Authors Meet Critics

Author Meets Critics: “The Banks Did It: An Anatomy of the Financial Crisis”

Recorded on December 3, 12pm PST, this “Authors Meet Critics” discussion focused on The Banks Did It: An Anatomy of the Financial Crisis, by Neil Fligstein, Class of 1939 Chancellor’s Professor in the UC Berkeley Department of Sociology.

Professor Fligstein was joined in conversation by Adam Tooze, Kathryn and Shelby Cullom Davis Professor of History at Columbia University and author of Crashed: How a Decade of Financial Crises Changed the World (2018) and Shutdown: How Covid Shook the World’s Economy (2021).

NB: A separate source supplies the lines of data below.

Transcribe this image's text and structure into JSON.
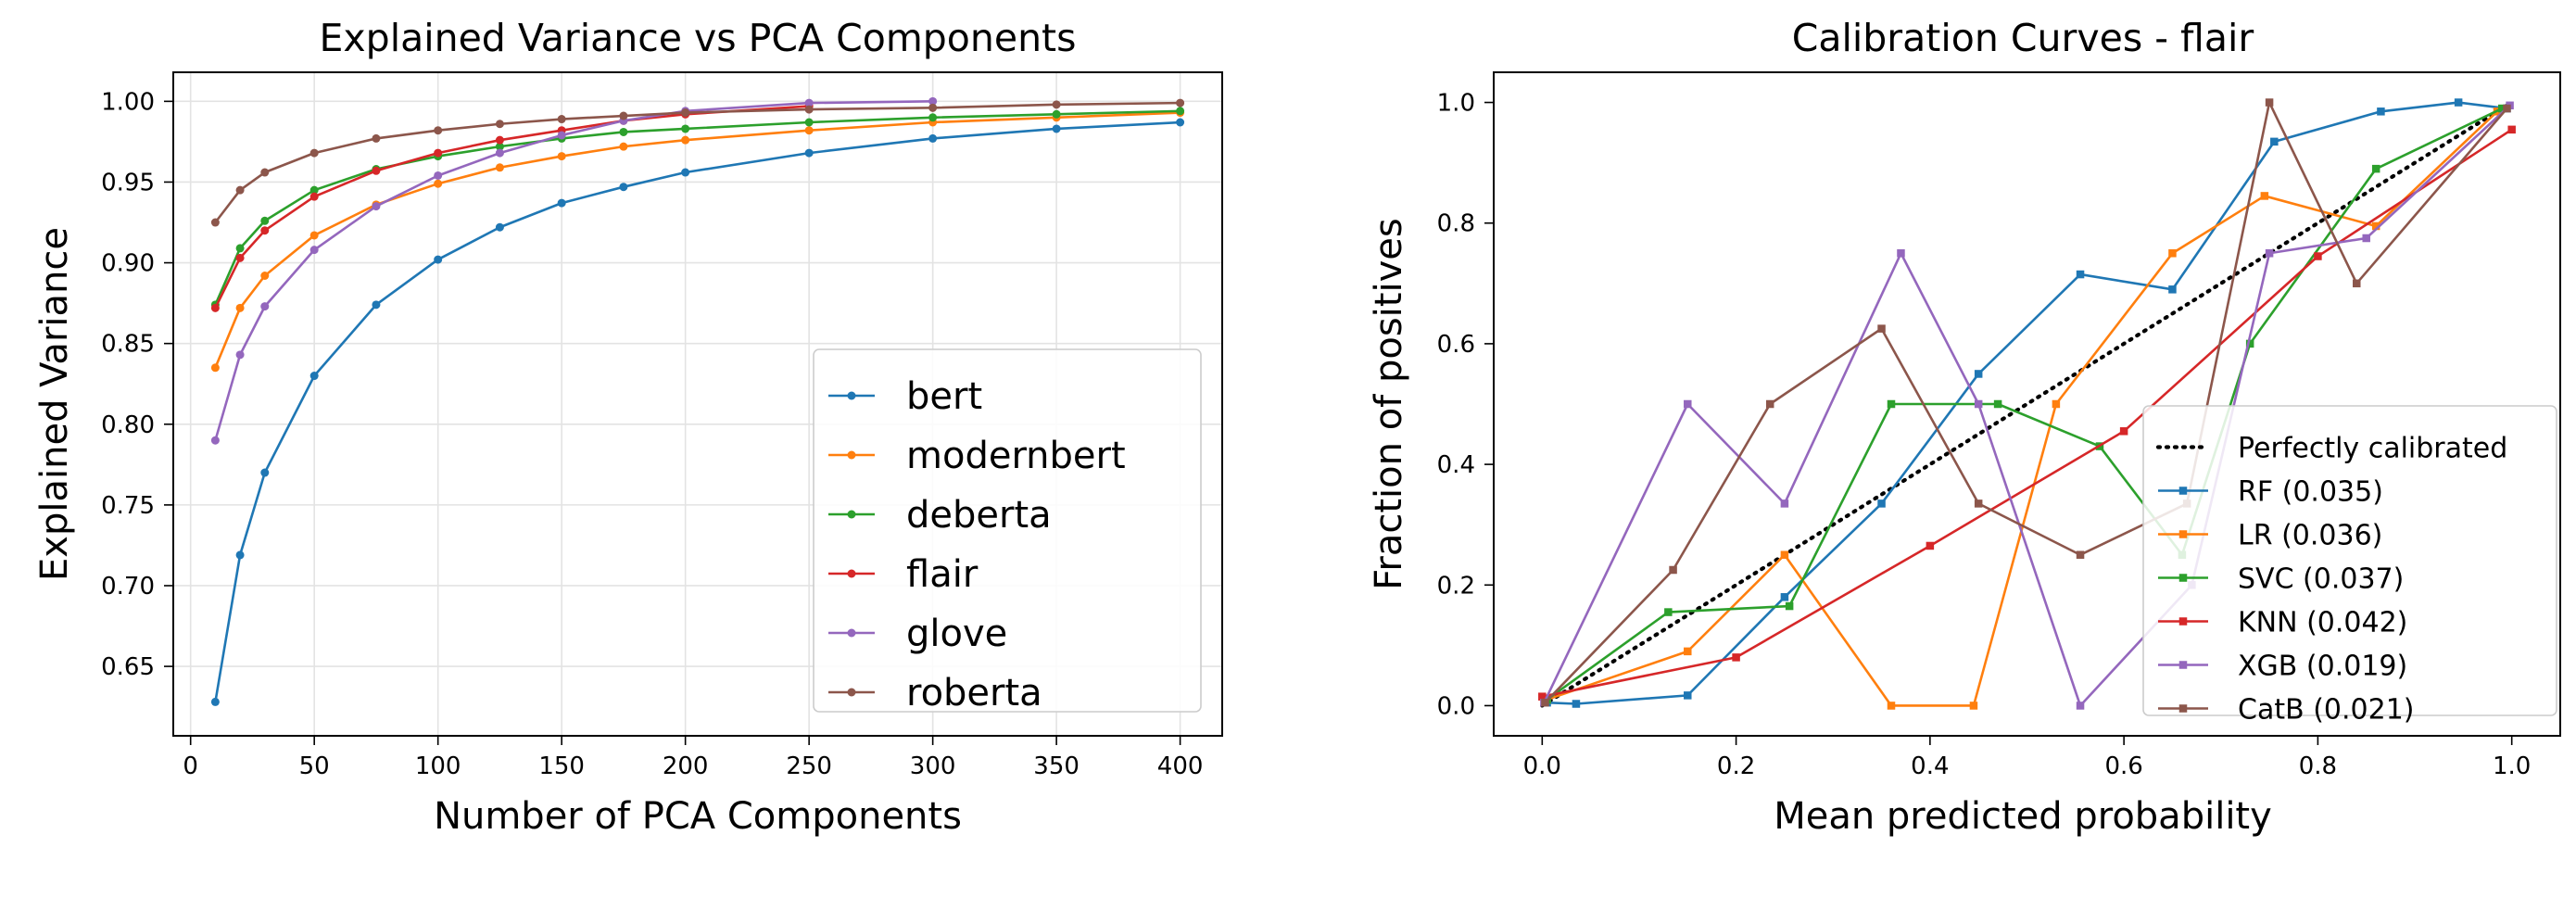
{
  "chart_data": [
    {
      "type": "line",
      "title": "Explained Variance vs PCA Components",
      "xlabel": "Number of PCA Components",
      "ylabel": "Explained Variance",
      "xlim": [
        -7,
        417
      ],
      "ylim": [
        0.607,
        1.018
      ],
      "xticks": [
        0,
        50,
        100,
        150,
        200,
        250,
        300,
        350,
        400
      ],
      "yticks": [
        0.65,
        0.7,
        0.75,
        0.8,
        0.85,
        0.9,
        0.95,
        1.0
      ],
      "grid": true,
      "legend_position": "lower-right",
      "marker": "circle",
      "series": [
        {
          "name": "bert",
          "color": "#1f77b4",
          "x": [
            10,
            20,
            30,
            50,
            75,
            100,
            125,
            150,
            175,
            200,
            250,
            300,
            350,
            400
          ],
          "y": [
            0.628,
            0.719,
            0.77,
            0.83,
            0.874,
            0.902,
            0.922,
            0.937,
            0.947,
            0.956,
            0.968,
            0.977,
            0.983,
            0.987
          ]
        },
        {
          "name": "modernbert",
          "color": "#ff7f0e",
          "x": [
            10,
            20,
            30,
            50,
            75,
            100,
            125,
            150,
            175,
            200,
            250,
            300,
            350,
            400
          ],
          "y": [
            0.835,
            0.872,
            0.892,
            0.917,
            0.936,
            0.949,
            0.959,
            0.966,
            0.972,
            0.976,
            0.982,
            0.987,
            0.99,
            0.993
          ]
        },
        {
          "name": "deberta",
          "color": "#2ca02c",
          "x": [
            10,
            20,
            30,
            50,
            75,
            100,
            125,
            150,
            175,
            200,
            250,
            300,
            350,
            400
          ],
          "y": [
            0.874,
            0.909,
            0.926,
            0.945,
            0.958,
            0.966,
            0.972,
            0.977,
            0.981,
            0.983,
            0.987,
            0.99,
            0.992,
            0.994
          ]
        },
        {
          "name": "flair",
          "color": "#d62728",
          "x": [
            10,
            20,
            30,
            50,
            75,
            100,
            125,
            150,
            175,
            200,
            250
          ],
          "y": [
            0.872,
            0.903,
            0.92,
            0.941,
            0.957,
            0.968,
            0.976,
            0.982,
            0.988,
            0.992,
            0.997
          ]
        },
        {
          "name": "glove",
          "color": "#9467bd",
          "x": [
            10,
            20,
            30,
            50,
            75,
            100,
            125,
            150,
            175,
            200,
            250,
            300
          ],
          "y": [
            0.79,
            0.843,
            0.873,
            0.908,
            0.935,
            0.954,
            0.968,
            0.979,
            0.988,
            0.994,
            0.999,
            1.0
          ]
        },
        {
          "name": "roberta",
          "color": "#8c564b",
          "x": [
            10,
            20,
            30,
            50,
            75,
            100,
            125,
            150,
            175,
            200,
            250,
            300,
            350,
            400
          ],
          "y": [
            0.925,
            0.945,
            0.956,
            0.968,
            0.977,
            0.982,
            0.986,
            0.989,
            0.991,
            0.993,
            0.995,
            0.996,
            0.998,
            0.999
          ]
        }
      ]
    },
    {
      "type": "line",
      "title": "Calibration Curves - flair",
      "xlabel": "Mean predicted probability",
      "ylabel": "Fraction of positives",
      "xlim": [
        -0.05,
        1.05
      ],
      "ylim": [
        -0.05,
        1.05
      ],
      "xticks": [
        0.0,
        0.2,
        0.4,
        0.6,
        0.8,
        1.0
      ],
      "yticks": [
        0.0,
        0.2,
        0.4,
        0.6,
        0.8,
        1.0
      ],
      "tick_labels": [
        "0.0",
        "0.2",
        "0.4",
        "0.6",
        "0.8",
        "1.0"
      ],
      "grid": false,
      "legend_position": "lower-right",
      "marker": "square",
      "reference_line": {
        "name": "Perfectly calibrated",
        "color": "#000000",
        "x": [
          0,
          1
        ],
        "y": [
          0,
          1
        ]
      },
      "series": [
        {
          "name": "RF (0.035)",
          "color": "#1f77b4",
          "x": [
            0.005,
            0.035,
            0.15,
            0.25,
            0.35,
            0.45,
            0.555,
            0.65,
            0.755,
            0.865,
            0.945,
            0.995
          ],
          "y": [
            0.005,
            0.003,
            0.017,
            0.18,
            0.335,
            0.55,
            0.715,
            0.69,
            0.935,
            0.985,
            1.0,
            0.99
          ]
        },
        {
          "name": "LR (0.036)",
          "color": "#ff7f0e",
          "x": [
            0.005,
            0.15,
            0.25,
            0.36,
            0.445,
            0.53,
            0.65,
            0.745,
            0.86,
            0.985
          ],
          "y": [
            0.01,
            0.09,
            0.25,
            0.0,
            0.0,
            0.5,
            0.75,
            0.845,
            0.795,
            0.985
          ]
        },
        {
          "name": "SVC (0.037)",
          "color": "#2ca02c",
          "x": [
            0.005,
            0.13,
            0.255,
            0.36,
            0.47,
            0.575,
            0.66,
            0.73,
            0.86,
            0.99
          ],
          "y": [
            0.01,
            0.155,
            0.165,
            0.5,
            0.5,
            0.43,
            0.25,
            0.6,
            0.89,
            0.99
          ]
        },
        {
          "name": "KNN (0.042)",
          "color": "#d62728",
          "x": [
            0.0,
            0.2,
            0.4,
            0.6,
            0.8,
            1.0
          ],
          "y": [
            0.015,
            0.08,
            0.265,
            0.455,
            0.745,
            0.955
          ]
        },
        {
          "name": "XGB (0.019)",
          "color": "#9467bd",
          "x": [
            0.002,
            0.15,
            0.25,
            0.37,
            0.45,
            0.555,
            0.67,
            0.75,
            0.85,
            0.998
          ],
          "y": [
            0.005,
            0.5,
            0.335,
            0.75,
            0.5,
            0.0,
            0.2,
            0.75,
            0.775,
            0.995
          ]
        },
        {
          "name": "CatB (0.021)",
          "color": "#8c564b",
          "x": [
            0.003,
            0.135,
            0.235,
            0.35,
            0.45,
            0.555,
            0.665,
            0.75,
            0.84,
            0.995
          ],
          "y": [
            0.005,
            0.225,
            0.5,
            0.625,
            0.335,
            0.25,
            0.335,
            1.0,
            0.7,
            0.99
          ]
        }
      ]
    }
  ]
}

This event was co-sponsored by the Network for a New Political Economy (N2PE).

About the Book

More than a decade after the 2008 financial crisis plunged the world economy into recession, we still lack an adequate explanation for why it happened. Existing accounts identify a number of culprits—financial instruments, traders, regulators, capital flows—yet fail to grasp how the various puzzle pieces came together. The key, Neil Fligstein argues, is the convergence of major U.S. banks on an identical business model: extracting money from the securitization of mortgages. But how, and why, did this convergence come about?

The Banks Did It: An Anatomy of the Financial Crisis carefully takes the reader through the development of a banking industry dependent on mortgage securitization. Fligstein documents how banks, with help from the government, created the market for mortgage securities. The largest banks—Countrywide Financial, Bear Stearns, Citibank, and Washington Mutual—soon came to participate in every aspect of this market. Each firm originated mortgages, issued mortgage-backed securities, sold those securities, and, in many cases, acted as their own best customers by purchasing the same securities. Entirely reliant on the throughput of mortgages, these firms were unable to alter course even when it became clear that the market had turned on them in the mid-2000s.

With the structural features of the banking industry in view, the rest of the story falls into place. Fligstein explains how the crisis was produced, where it spread, why regulators missed the warning signs, and how banks’ dependence on mortgage securitization resulted in predatory lending and securities fraud. An illuminating account of the transformation of the American financial system, The Banks Did It offers important lessons for anyone with a stake in avoiding the next crisis.